As you can see from this photograph, giant feral hogs are no laughing matter.

*

Immediately, I winged my way south on my luxurious G-4, and began my hunt for the beast, which the Minions, after due consideration, renamed Beel Z. Bubba. The locals had originally named him Mr. Pigglesby, but there was no way I could bring myself to kill something called "Mr. Pigglesby."

The hunt began.



Notice how I crouched, pantherlike, like a coiled spring of violence and vengeance, at the mouth of the beast's lair, when I'd finally tracked it to its foul digs. 


Beel Z. Bubba's eventual emergence from his cave from its cave gave me occasion to reflect on John Lennon's words: "Life is what happens when you're busy making other plans." The giant feral hog of Choctaw Flats, GA, turned out, like so many things in life, not to be precisely what was expected. 

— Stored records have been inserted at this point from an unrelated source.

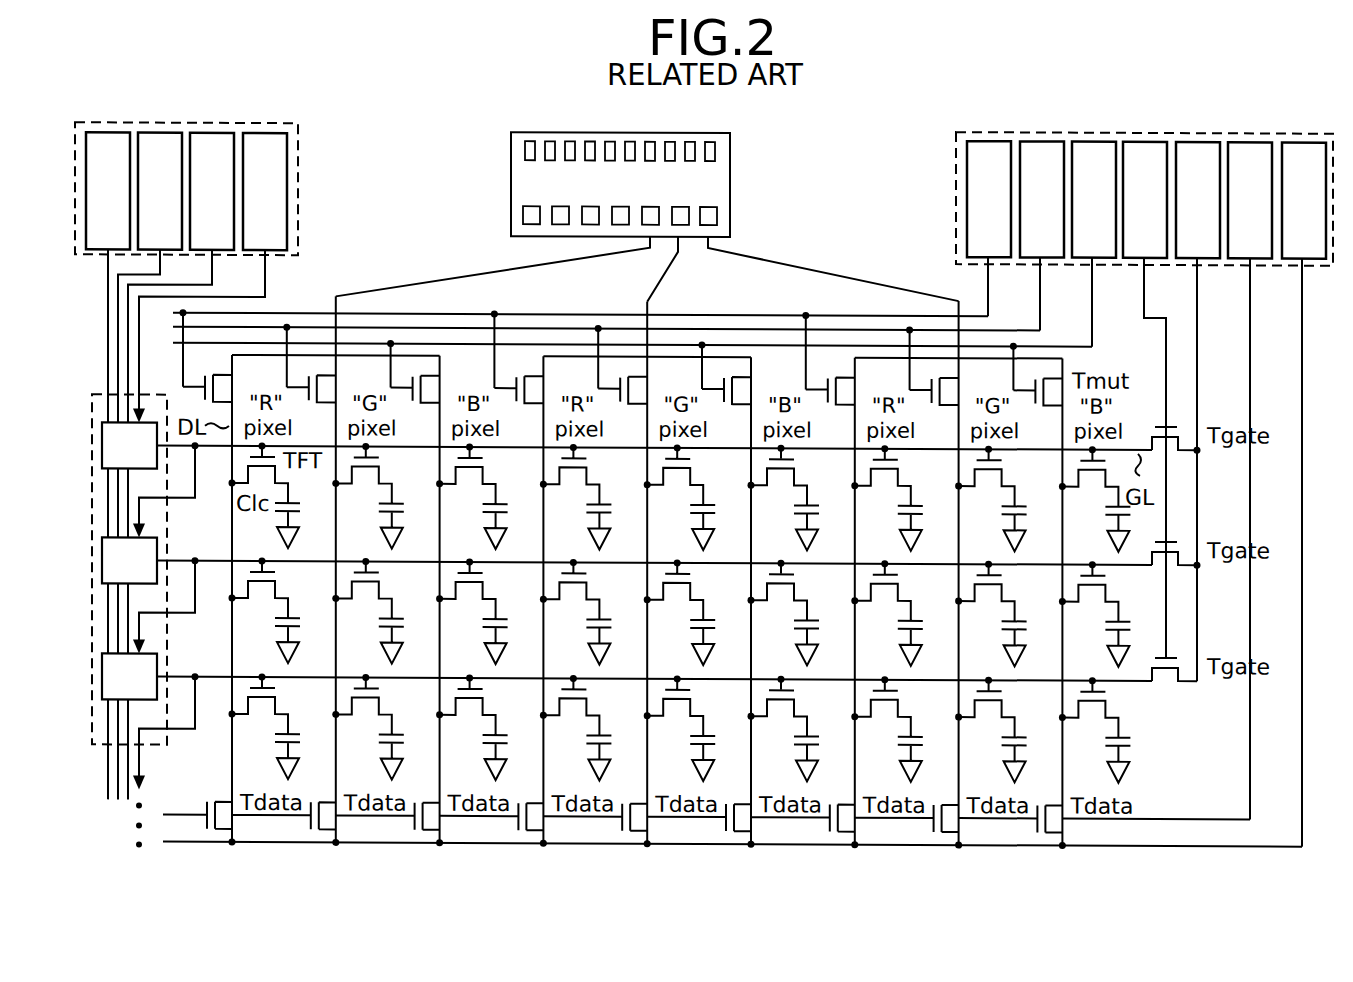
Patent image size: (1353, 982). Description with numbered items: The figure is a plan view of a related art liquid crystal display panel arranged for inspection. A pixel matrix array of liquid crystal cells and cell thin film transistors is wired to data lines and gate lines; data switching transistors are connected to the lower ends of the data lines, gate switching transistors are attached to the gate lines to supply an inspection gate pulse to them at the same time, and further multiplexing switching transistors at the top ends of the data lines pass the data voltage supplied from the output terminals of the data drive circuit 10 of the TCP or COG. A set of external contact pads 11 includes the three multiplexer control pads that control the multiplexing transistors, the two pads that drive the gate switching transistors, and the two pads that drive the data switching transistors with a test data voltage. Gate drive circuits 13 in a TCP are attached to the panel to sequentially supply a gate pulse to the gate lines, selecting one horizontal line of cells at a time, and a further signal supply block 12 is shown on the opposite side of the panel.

The data drive circuit 10 is at (735, 167).
The set of external contact pads 11 is at (956, 172).
The gate driving signal supply unit 12 is at (298, 156).
The gate drive circuits 13 is at (102, 397).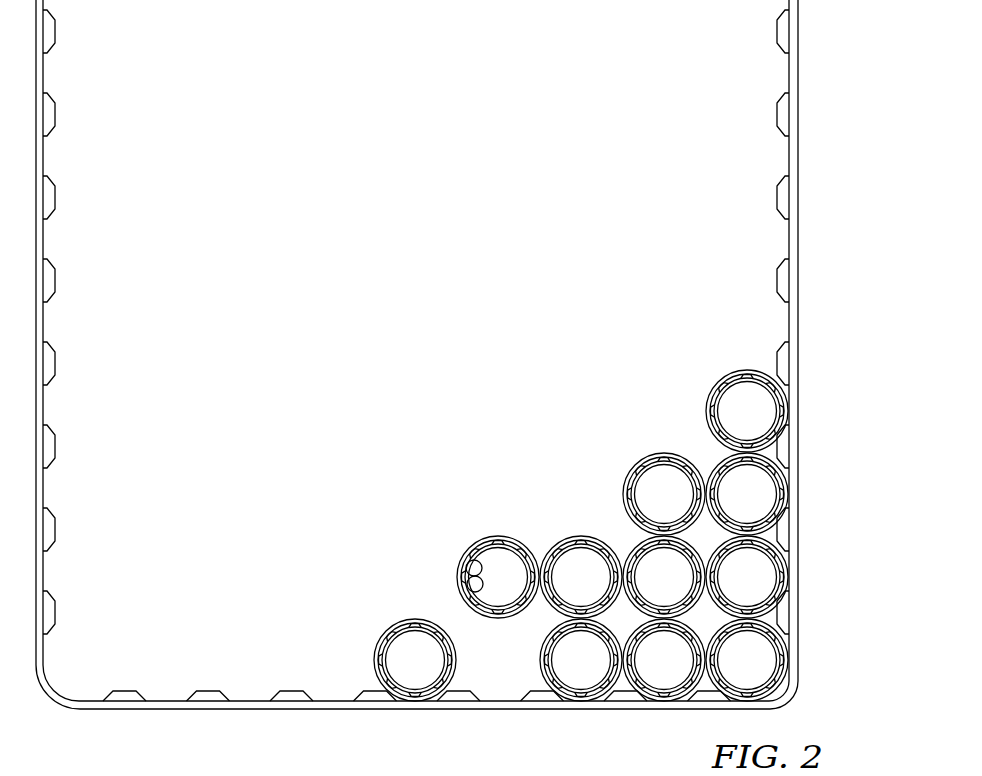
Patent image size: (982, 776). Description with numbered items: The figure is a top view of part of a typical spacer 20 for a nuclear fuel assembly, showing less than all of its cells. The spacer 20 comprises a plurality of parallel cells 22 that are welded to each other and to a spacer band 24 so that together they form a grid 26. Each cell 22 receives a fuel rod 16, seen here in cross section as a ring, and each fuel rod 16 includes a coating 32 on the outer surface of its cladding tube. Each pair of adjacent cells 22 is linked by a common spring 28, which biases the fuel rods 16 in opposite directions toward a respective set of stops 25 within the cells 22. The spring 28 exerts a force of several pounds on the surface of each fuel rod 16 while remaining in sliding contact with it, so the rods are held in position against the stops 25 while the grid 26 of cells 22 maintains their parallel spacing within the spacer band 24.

The spacer 20 is at (450, 383).
The spacer band 24 is at (250, 711).
The grid 26 is at (780, 546).
The fuel rod 16 is at (405, 662).
The spacer cell 22 is at (453, 553).
The coating 32 is at (486, 538).
The spring 28 is at (533, 577).
The stops 25 is at (461, 570).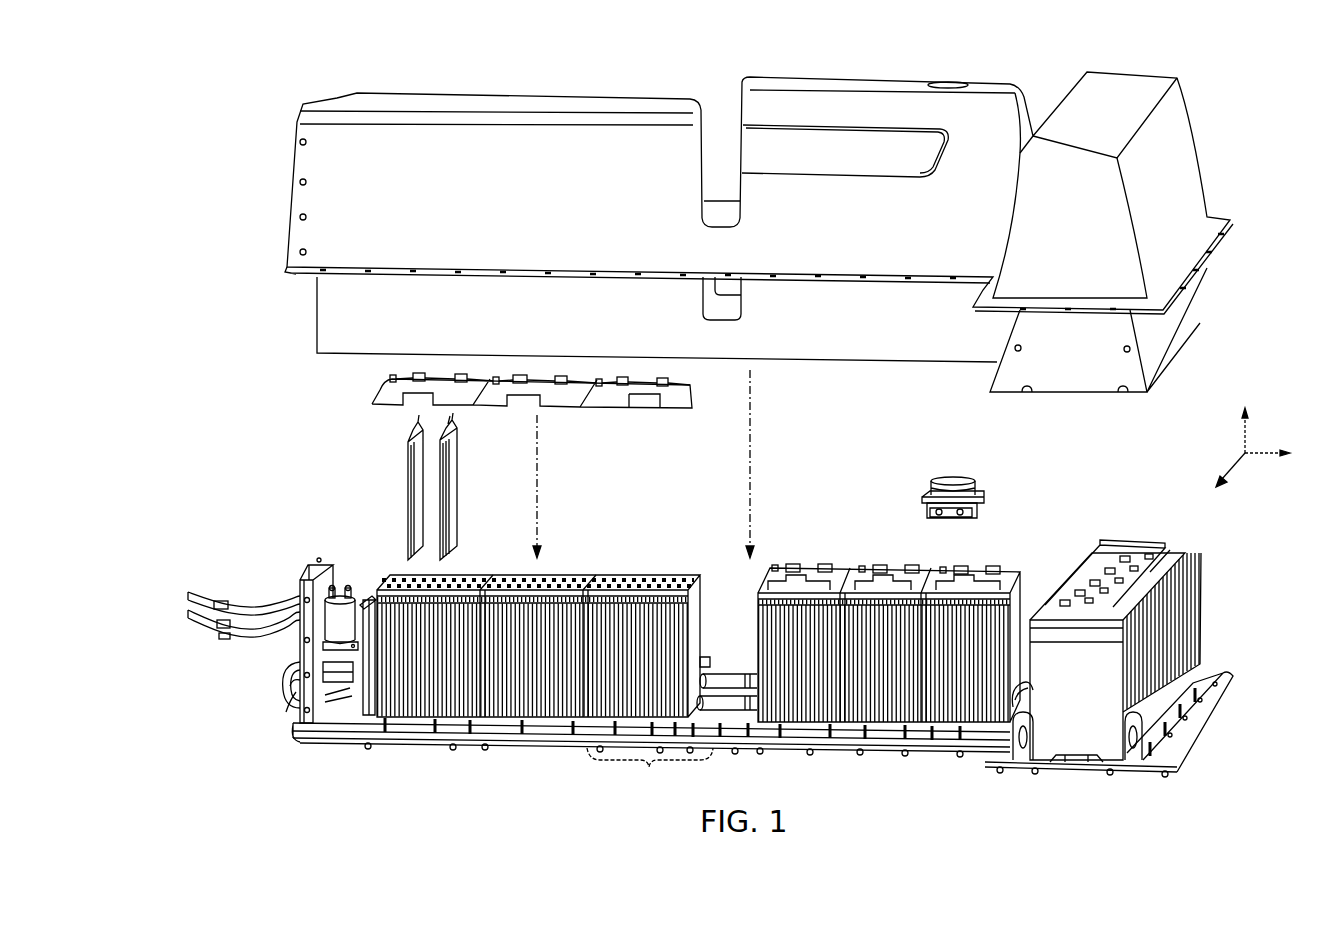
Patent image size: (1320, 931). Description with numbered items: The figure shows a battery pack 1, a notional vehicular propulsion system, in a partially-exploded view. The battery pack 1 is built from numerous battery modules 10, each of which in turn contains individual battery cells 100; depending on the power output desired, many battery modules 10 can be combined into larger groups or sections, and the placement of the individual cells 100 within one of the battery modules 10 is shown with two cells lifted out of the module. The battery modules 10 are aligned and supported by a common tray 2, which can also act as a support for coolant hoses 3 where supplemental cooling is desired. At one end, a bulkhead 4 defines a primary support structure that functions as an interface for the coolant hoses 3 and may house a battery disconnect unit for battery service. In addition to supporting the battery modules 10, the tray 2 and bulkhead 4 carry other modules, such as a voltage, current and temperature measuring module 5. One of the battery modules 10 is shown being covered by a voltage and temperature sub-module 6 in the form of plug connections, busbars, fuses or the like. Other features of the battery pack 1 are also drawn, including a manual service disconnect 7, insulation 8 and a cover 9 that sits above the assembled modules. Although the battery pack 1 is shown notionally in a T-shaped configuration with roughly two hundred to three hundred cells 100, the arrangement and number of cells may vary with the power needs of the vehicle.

The battery pack 1 is at (224, 122).
The tray 2 is at (937, 743).
The coolant hoses 3 is at (742, 693).
The bulkhead 4 is at (299, 720).
The voltage, current and temperature measuring module 5 is at (368, 662).
The voltage and temperature sub-module 6 is at (378, 396).
The manual service disconnect 7 is at (957, 480).
The insulation 8 is at (317, 320).
The cover 9 is at (292, 200).
The battery module 10 is at (650, 774).
The battery cell 100 is at (408, 497).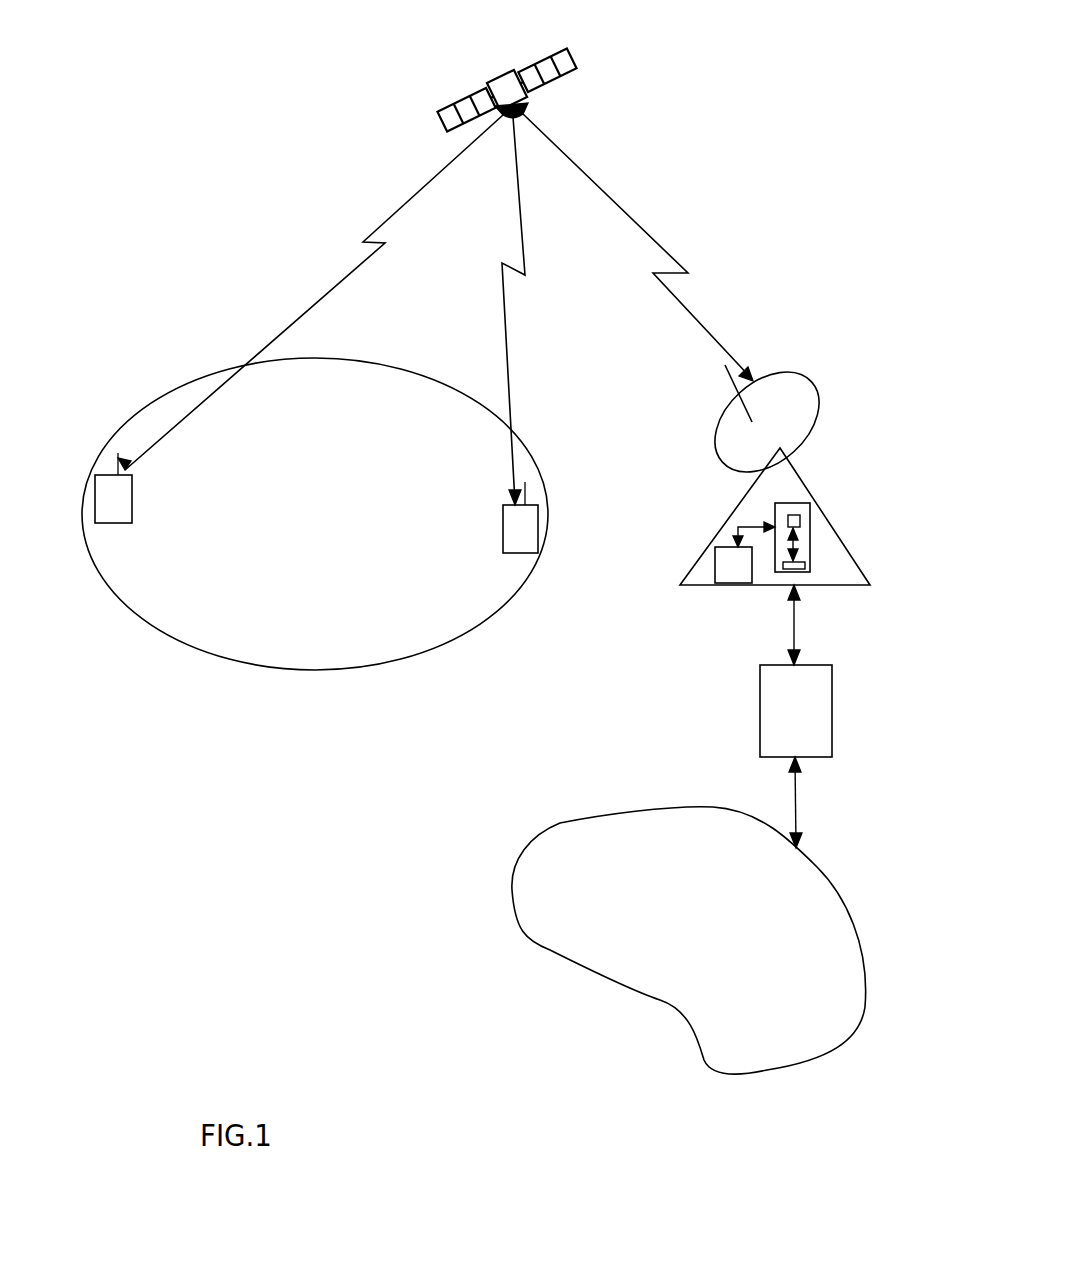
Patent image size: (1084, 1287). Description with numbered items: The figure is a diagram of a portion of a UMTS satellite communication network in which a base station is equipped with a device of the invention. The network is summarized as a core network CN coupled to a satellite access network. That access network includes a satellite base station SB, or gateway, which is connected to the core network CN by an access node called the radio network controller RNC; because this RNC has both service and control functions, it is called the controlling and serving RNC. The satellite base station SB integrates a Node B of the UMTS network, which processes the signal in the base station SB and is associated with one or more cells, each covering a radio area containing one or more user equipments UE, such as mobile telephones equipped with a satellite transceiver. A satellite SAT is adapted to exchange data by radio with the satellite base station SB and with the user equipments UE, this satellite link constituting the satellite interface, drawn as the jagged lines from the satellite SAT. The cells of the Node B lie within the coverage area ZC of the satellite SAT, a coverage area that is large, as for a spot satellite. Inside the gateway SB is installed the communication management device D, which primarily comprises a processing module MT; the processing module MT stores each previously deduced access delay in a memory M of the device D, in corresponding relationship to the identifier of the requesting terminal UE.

The satellite SAT is at (545, 83).
The user equipment UE is at (132, 500).
The coverage area ZC is at (335, 670).
The satellite base station SB is at (815, 383).
The element Node B is at (732, 585).
The processing module MT is at (800, 573).
The communication management device D is at (810, 550).
The memory M is at (773, 505).
The radio network controller RNC is at (760, 722).
The core network CN is at (714, 943).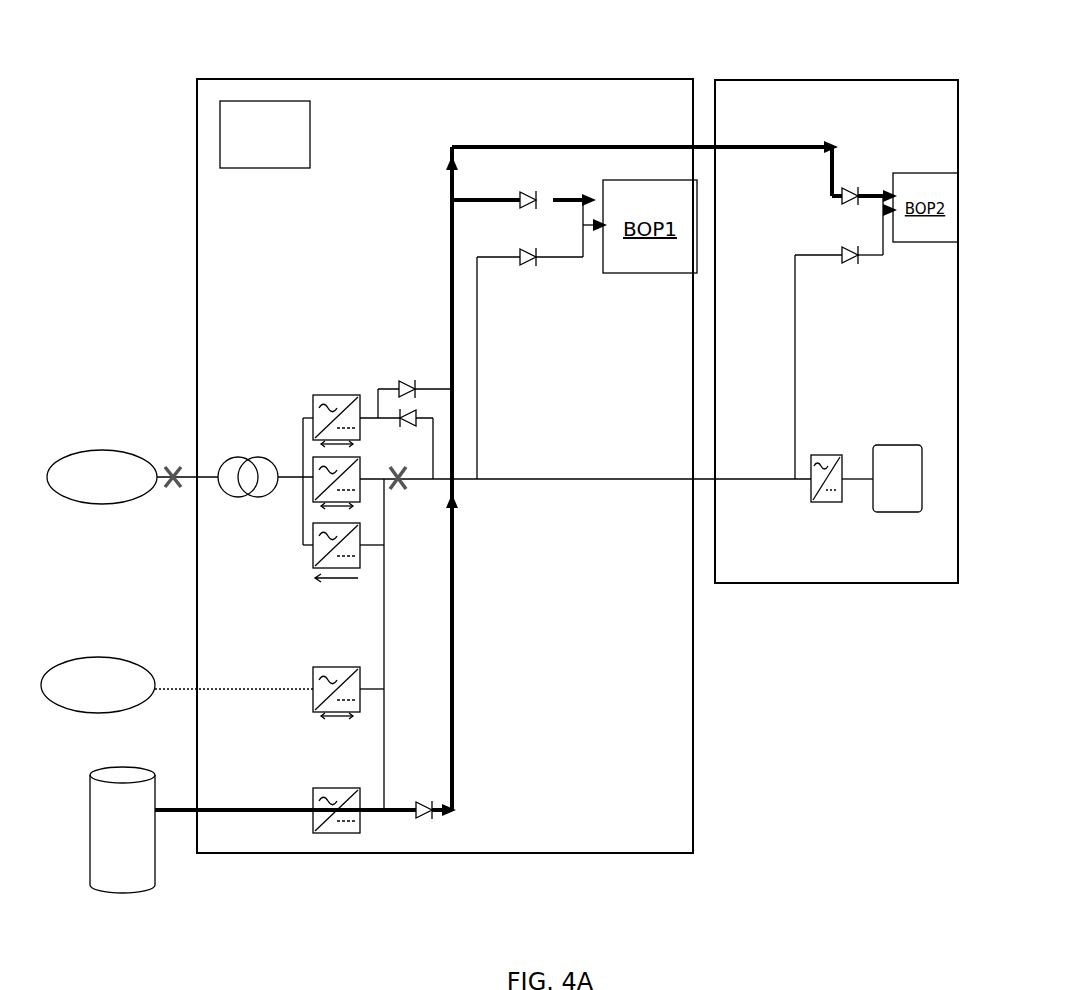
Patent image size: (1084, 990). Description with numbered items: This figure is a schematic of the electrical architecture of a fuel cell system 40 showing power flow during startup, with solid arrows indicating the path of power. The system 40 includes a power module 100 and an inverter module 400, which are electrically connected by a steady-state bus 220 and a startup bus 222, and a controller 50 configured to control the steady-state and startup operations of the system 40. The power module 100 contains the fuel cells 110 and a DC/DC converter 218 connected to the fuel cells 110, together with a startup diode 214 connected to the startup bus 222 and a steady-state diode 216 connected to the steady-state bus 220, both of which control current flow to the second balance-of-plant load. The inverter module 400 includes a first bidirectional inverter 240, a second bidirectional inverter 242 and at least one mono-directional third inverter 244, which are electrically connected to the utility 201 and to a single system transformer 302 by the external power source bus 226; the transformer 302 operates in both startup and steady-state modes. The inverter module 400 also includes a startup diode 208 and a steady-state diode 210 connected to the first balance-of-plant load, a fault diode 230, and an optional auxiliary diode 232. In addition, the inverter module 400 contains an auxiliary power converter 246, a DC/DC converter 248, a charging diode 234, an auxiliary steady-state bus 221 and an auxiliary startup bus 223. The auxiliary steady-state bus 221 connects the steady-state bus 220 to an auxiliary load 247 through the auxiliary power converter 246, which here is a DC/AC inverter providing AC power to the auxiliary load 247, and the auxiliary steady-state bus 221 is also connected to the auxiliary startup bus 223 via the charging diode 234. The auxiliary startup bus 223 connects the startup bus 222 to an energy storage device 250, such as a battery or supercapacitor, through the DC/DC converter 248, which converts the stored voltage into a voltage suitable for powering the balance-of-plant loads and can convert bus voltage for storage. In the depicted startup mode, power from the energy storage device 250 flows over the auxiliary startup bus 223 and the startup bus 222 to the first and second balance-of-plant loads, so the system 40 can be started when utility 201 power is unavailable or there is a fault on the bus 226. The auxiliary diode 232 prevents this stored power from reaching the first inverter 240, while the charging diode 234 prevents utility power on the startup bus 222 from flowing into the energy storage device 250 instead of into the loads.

I left left the town of Choctaw Flats and Mrs. Clatterbuck's turnip patch safer and happier places. Volunteering feels good. Winging my way home aboard my luxurious private G4 with a stack of "Maxim" back issues, a bottle of chilled vodka, a fine Cuban Cohiba, and Intrepid Stella A.'s newest pet cuddling next to me, I reflected on the wisdom of Franklin D. Roosevelt's adage: "The only thing we have to fear is fear itself."


*There may well be some scoffers out there who claim this looks like one of the enteledonts from the BBC series "Walking With Prehistoric Beasts." To such skepticism, I can only say that haters gonna hate. 

Pets.

Boy howdy, do I hate the Romneys and everything they stand for. I despise the whole lot of them--Mitt and Ann and their five identical clone-sons, Tagg, Flugg, Blugg, Gagg, and Boba Fett.

Hate 'em.

But I have to admit that Ann seems to get a lot of enjoyment from her Olympic-caliber dressage horse, "Rafalca." Here's a picture of them both together.














Doesn't she look happy and well-adjusted, standing next to that beautiful animal?

Wait, what? What's that you say? You say that's not "Rafalca" the dressage horse standing next to the lovely Mrs. Romney? You say that's actually Paul Ryan's wife Janna?

Well, I'll be damned. And here I was sure that was "Rafalca." It sure looks like a horse. Hell, I can tell how old it is just by looking at its teeth. 

Boy, do I have egg on my face! Well, anyhow, the point still stands. Having a pet seems to have done wonders for Mrs. Romney's disposition. And as I have tendencies toward crankiness and malcontentism, I thought maybe I should look into getting some pets as well.

I've always had a thing for Sea Monkeys, so I decided to buy some. Seriously, who could resist them? Look at this happy, smiling, perfect aquatic family. Why, they look almost as well-scrubbed and happy and wholesome as the Romneys themselves.




So I went for it and ordered the whole Sea Monkey kit. Boy oh boy, was I excited! I was dreaming of watching these tiny, delicate, underwater humanoids perform their graceful underwater ballet for hours. It was going to be spellbinding. I was just sure of it. 



But upon my initial examination through a magnifying glass, I was a little surprised, and, frankly, disheartened. My Sea Monkeys weren't at all what I'd expected them to be.



Further observation of the Sea Monkeys left me even more disappointed.



Yet further observation revealed the source of the problem. They weren't Sea Monkeys at all. They were... they were... gasp... TEA MONKEYS. 


Heartbroken, I regretfully made the difficult decision to boil the Tea Monkeys alive. It was tough, but it was, undoubtedly, the most humane way to deal with the situation.

Except for the one who expressed serious doubts about my existence. For some reason, I liked him. I decided to let him live.